Werden diese Versäumnisse bei der kommenden Radkomm Thema sein?
Die nächste Radkomm steht unter dem Motto „Wir sind Bewegung“ und stellt die Radentscheidbewegung in den Vordergrund. Die Radkomm ist ja kein stadtbezogener Kongress mehr – es reisen Menschen von überall her an. Wir Organisatorinnen suchen eine gute Mischung zwischen bundesweiten und lokalen Themen. Die Bürgerbegehren für eine bessere Fahrradinfrastruktur, von denen es mittlerweile 35 gibt, sind zu einer starken Bewegung geworden. Es gibt inzwischen 800 000 Unterschriften im ganzen Land. Hier spielen übrigens die Fridays-for-Future-Aktiven eine wichtige Rolle, die dieser Bewegung Rückenwind geben.
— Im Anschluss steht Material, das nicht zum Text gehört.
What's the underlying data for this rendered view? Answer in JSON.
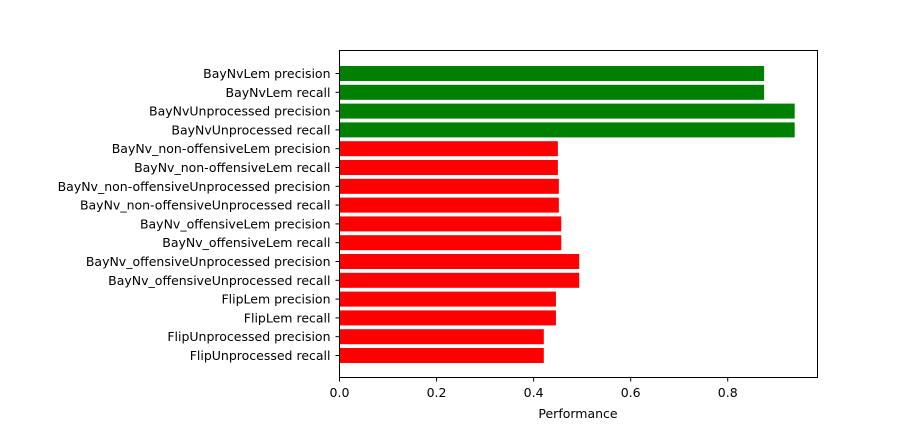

Daher haben wir uns für dieses Motto entschieden. Dennoch werden Kölner Themen bei der Podiumsdiskussion im Vordergrund stehen.
Die Kölner Radkomm
Die Kölner Wählergruppe „Deine Freunde“ gründete 2015 die Radkomm, Vorläufer war das Projekt „RadExpressWegeKöln, mit dem „Deine Freunde“ 2013 für die Forderung eines innerstädtischen Radschnellwegs einen Kölner Stadtentwicklungspreis gewann. 2015 fand auch der erste Radkomm-Kongress statt. Ein Jahr später gründete sich der Verein Radkomm e.V..
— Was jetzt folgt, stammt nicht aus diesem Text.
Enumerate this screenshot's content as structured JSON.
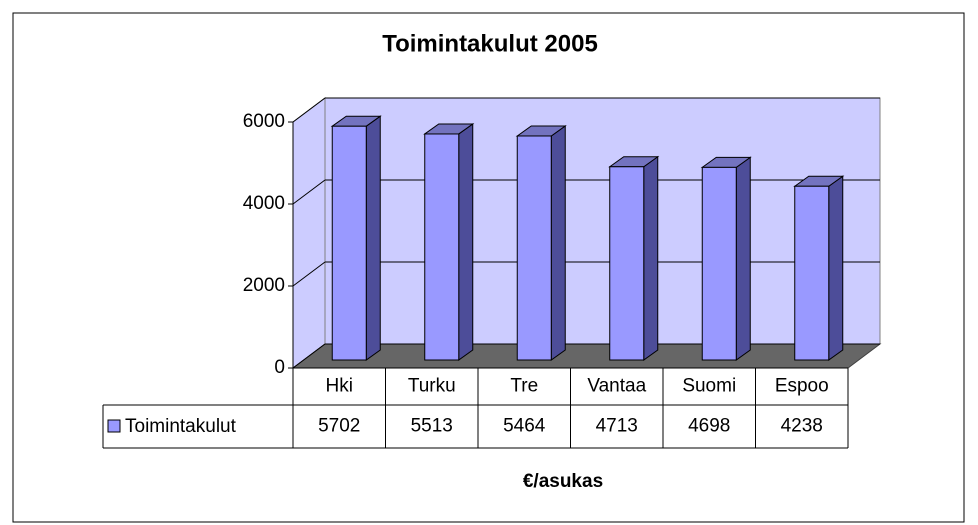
{
  "chart_data": {
    "type": "bar3d",
    "title": "Toimintakulut 2005",
    "x_label": "€/asukas",
    "categories": [
      "Hki",
      "Turku",
      "Tre",
      "Vantaa",
      "Suomi",
      "Espoo"
    ],
    "series": [
      {
        "name": "Toimintakulut",
        "color": "#9999ff",
        "values": [
          5702,
          5513,
          5464,
          4713,
          4698,
          4238
        ]
      }
    ],
    "ylim": [
      0,
      6000
    ],
    "yticks": [
      0,
      2000,
      4000,
      6000
    ],
    "grid": true,
    "data_table": true
  }
}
RingFrei ist eine im Oktober 2015 gegründete Bürgerinitiative, die sich für eine bessere und sichere Mobilität für Fußgänger und Radfahrer stark macht – und für eine höhere Aufenthaltsqualität an den Kölner Ringen. 2019 wurde RingFrei mit dem Deutschen Fahrradpreis 2019 ausgezeichnet. In einem 10-Punkte-Plan fordert Initiative unter anderem die Verlagerung des Radverkehrs vom Gehweg auf die jeweils rechte Spur der Fahrbahn, eine eigenständige und durchgängige Radspur vom Bayenturm bis zur Bastei, die Neuordnung des Parkens zugunsten von Ladezonen und Fahrradabstellplätzen und ein Tempo 30-Gebot. 2016 gingen die Forderungen von RingFrei in das Radverkehrskonzepts für die Kölner Innenstadt ein. Inzwischen sind wesentliche Forderungen, wie die Aufhebung der Radwegebenutzungspflicht, zwei Abschnitte und eine Pilotstrecke umgesetzt. Abgeschlossen ist das Konzept jedoch noch nicht.
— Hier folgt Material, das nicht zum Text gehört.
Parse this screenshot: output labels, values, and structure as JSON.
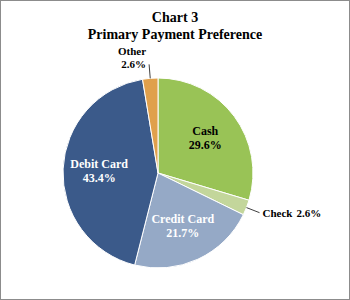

Das Forum Radkomm 2020 geht als reine Online-Veranstaltung über die Bühne und kann am Samstag, 20. Juni, ab 11 Uhr per Live-Stream verfolgt werden. Ute Symanski und Michael Adler werden den Kongress um 11 Uhr eröffnen, es folgt ein Gespräch mit den Aktivistinnen Pinar Pinzuti (Fancy Women Bike Ride) aus Italien, Leonie Bremer (Fridays For Future) und Denis Petri (Changing Cities). Um 12. 15 Uhr spricht NRW-Verkehrsminister Hendrik Wüst ein Grußwort zum Fahrradgesetz, ab 14 Uhr werden Workshops und Diskussionen geboten.